From contacts at the Attorney General’s office, we learned that the citizen had been charged under part III of the POA, which obliged him to appear before a judge at the time and place indicated (in English only) on the form. On appearing, the citizen would be asked to respond to the charge (quite probably in English, unless he was lucky enough to draw a bilingual judge), and if – and only if – he decided to contest the charge against him (in English only, of course), he would be offered the opportunity to exercise his right to speak French at the next hearing.
This type of complaint is problematic for the Commissioner’s Office for countless reasons, in particular the fact that clarifications – which are awfully complex, by the way – can come only from the Ministry of the Attorney General, since the POA covers numerous offences, each of which is different. Despite the explanation provided by the Ministry, the complainant’s case can seldom be resolved, since the beginning of the process falls under municipal jurisdiction (not provincial). The Commissioner’s staff spend hours on this type of case, particularly on explaining the POA’s convoluted process to complainants.
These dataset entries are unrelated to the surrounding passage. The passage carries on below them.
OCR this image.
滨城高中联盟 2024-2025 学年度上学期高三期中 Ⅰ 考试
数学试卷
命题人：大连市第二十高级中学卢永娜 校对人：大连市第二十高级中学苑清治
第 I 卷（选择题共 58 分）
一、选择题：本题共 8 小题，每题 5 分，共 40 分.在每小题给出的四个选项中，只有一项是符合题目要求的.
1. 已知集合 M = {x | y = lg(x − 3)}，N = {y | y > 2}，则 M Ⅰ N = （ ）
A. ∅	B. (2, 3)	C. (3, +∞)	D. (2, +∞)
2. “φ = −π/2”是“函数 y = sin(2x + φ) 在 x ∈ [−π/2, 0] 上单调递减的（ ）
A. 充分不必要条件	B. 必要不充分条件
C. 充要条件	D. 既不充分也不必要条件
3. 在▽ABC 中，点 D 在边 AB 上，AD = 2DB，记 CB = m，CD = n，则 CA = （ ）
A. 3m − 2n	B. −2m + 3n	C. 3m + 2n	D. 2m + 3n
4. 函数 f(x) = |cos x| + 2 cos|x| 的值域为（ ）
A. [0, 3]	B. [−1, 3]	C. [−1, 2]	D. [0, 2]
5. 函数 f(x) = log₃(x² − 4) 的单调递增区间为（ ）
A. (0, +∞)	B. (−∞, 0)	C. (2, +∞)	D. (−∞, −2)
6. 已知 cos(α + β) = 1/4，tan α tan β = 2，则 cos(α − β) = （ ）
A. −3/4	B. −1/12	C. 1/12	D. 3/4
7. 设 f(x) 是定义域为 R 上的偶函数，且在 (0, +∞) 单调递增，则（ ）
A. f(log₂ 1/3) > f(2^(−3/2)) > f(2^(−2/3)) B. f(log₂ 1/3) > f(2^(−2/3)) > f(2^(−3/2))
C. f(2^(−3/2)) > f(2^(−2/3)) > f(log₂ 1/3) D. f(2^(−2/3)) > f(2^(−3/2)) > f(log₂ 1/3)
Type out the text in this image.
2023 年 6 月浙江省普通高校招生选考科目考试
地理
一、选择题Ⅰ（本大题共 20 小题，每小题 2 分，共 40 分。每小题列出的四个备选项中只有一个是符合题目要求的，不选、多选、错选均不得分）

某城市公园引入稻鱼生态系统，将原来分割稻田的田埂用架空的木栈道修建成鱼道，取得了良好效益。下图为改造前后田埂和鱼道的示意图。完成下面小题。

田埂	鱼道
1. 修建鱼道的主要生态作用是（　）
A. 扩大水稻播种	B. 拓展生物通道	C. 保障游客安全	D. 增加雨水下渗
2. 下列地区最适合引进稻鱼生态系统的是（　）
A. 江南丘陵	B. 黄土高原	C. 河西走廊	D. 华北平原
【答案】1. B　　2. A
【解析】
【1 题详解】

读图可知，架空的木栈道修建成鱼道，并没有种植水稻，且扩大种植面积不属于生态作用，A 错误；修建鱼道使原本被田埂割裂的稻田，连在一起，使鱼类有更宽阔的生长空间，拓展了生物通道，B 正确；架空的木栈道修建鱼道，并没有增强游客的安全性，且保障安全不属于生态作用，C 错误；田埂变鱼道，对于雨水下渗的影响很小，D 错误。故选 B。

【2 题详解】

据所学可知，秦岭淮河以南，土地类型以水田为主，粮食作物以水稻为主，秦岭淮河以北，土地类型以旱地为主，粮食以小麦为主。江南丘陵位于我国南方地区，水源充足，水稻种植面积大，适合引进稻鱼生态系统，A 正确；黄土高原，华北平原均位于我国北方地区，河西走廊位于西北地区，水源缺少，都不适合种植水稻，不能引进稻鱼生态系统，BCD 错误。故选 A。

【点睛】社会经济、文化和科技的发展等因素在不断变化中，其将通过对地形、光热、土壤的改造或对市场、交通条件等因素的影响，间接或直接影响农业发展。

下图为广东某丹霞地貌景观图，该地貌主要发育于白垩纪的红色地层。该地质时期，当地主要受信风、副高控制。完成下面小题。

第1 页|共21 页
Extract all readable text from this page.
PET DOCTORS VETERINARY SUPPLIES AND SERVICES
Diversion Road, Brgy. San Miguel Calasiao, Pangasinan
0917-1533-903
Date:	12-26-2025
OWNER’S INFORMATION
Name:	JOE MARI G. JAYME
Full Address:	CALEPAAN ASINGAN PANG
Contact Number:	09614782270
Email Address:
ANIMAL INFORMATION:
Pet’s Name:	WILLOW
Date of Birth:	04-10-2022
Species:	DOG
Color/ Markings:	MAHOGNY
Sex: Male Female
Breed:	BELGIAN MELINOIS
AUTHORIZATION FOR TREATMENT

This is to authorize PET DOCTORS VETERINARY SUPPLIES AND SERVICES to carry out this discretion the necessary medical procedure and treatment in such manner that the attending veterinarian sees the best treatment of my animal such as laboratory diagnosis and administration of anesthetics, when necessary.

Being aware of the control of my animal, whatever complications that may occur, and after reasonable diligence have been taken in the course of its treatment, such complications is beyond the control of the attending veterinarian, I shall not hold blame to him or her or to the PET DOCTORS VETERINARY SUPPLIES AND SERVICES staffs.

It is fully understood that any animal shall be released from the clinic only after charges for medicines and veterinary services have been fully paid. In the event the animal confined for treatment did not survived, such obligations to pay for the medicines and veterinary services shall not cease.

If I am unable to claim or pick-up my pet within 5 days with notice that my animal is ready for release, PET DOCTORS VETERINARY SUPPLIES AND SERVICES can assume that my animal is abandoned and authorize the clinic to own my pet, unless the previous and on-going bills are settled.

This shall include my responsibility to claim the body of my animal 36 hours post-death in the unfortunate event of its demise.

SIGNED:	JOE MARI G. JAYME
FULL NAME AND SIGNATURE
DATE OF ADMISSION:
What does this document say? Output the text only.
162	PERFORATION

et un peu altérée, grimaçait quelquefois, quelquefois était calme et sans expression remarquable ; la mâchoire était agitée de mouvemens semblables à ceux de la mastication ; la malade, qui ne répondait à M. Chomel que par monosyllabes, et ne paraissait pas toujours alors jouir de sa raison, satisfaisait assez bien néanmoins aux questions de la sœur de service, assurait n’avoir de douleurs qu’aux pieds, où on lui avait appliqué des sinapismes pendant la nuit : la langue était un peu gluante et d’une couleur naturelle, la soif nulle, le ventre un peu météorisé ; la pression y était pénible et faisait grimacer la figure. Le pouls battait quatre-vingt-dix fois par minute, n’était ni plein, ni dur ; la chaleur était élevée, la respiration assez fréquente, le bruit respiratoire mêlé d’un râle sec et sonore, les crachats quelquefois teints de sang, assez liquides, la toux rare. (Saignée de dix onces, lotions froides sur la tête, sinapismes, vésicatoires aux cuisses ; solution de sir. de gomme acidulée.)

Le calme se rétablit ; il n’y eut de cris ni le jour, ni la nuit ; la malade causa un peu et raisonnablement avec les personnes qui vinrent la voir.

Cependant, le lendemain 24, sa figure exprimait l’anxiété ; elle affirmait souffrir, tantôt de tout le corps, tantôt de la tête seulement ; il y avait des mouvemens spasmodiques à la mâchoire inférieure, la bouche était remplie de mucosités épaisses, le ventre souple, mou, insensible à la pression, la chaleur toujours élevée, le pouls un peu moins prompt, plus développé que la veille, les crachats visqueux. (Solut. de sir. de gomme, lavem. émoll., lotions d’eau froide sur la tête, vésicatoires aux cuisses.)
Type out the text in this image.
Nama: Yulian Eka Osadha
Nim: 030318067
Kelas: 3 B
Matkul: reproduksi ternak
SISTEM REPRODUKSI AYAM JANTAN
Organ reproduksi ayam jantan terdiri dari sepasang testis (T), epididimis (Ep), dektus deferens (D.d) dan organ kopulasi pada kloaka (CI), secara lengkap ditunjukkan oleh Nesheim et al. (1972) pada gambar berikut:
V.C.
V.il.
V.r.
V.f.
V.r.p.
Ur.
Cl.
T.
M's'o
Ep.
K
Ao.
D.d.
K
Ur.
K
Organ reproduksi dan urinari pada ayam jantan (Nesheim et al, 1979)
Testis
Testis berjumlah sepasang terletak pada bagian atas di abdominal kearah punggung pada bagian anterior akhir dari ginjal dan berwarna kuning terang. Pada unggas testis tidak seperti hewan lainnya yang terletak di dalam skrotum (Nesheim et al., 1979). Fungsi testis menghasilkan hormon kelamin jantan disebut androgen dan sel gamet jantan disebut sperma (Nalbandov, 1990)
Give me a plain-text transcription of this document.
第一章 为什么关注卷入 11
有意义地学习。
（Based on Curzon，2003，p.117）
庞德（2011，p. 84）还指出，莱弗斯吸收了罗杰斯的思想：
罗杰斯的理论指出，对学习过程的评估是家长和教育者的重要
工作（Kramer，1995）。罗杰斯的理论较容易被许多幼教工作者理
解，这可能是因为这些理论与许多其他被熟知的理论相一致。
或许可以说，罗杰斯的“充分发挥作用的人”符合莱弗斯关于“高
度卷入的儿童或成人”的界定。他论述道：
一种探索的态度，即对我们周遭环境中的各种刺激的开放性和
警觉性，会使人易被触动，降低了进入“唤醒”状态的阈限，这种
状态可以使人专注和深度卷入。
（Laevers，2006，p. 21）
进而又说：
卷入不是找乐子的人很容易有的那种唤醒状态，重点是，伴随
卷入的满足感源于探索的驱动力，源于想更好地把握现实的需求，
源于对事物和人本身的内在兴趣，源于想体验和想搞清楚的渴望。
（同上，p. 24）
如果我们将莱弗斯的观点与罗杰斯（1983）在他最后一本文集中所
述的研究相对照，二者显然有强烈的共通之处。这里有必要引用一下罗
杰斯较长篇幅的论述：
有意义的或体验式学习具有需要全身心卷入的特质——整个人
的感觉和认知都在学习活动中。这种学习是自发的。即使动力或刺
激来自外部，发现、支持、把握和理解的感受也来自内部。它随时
In short, the POA process can be unfair to French-speaking Ontarians seeking justice, because as things stand now, it sometimes requires them to be fluent in English (and I mean “fluent”, since the offence notices often contain legal jargon that is incomprehensible in one’s second language!).
For me, this issue is so important that it has its own section in each of my last four annual reports: section 4.2.1 of the 2008-2009 Annual Report (which led to the Access to Justice in French report), section 4.2.1 of the 2009-2010 Annual Report, section 2.2.3 of the 2010-2011 Annual Report and section 3.3.4 of the 2011-2012 Annual Report.
The perseverance of citizens complaining to the Commissioner’s Office finally seems to be bearing fruit, since in its report, the Advisory Committee makes significant recommendations about the administration of the POA, including the following:
- develop proactive procedures to ensure that French speakers are informed at the earliest possible opportunity of their right to services in French, particularly with the support of representatives of municipalities and municipal police services;
- develop procedures to ensure easy, rapid access to French-language services;
- establish out-of-court services (i.e., prior to any appearance in court) in French for the payment of parking infraction notices;
- facilitate access to bilingual justices of the peace, e.g., by telephone or videoconference.
I am delighted with the Advisory Committee’s keen analysis of the question in section 4.3.3 of the Access to Justice in French report and in particular with the positive impact that I am already sensing for Francophone litigants in Ontario. A nice thought to start off the year, don’t you think?
I will return soon with yet another posting on another important conclusion of the French Language Services Bench and Bar Advisory Committee’s report on Access to Justice in French.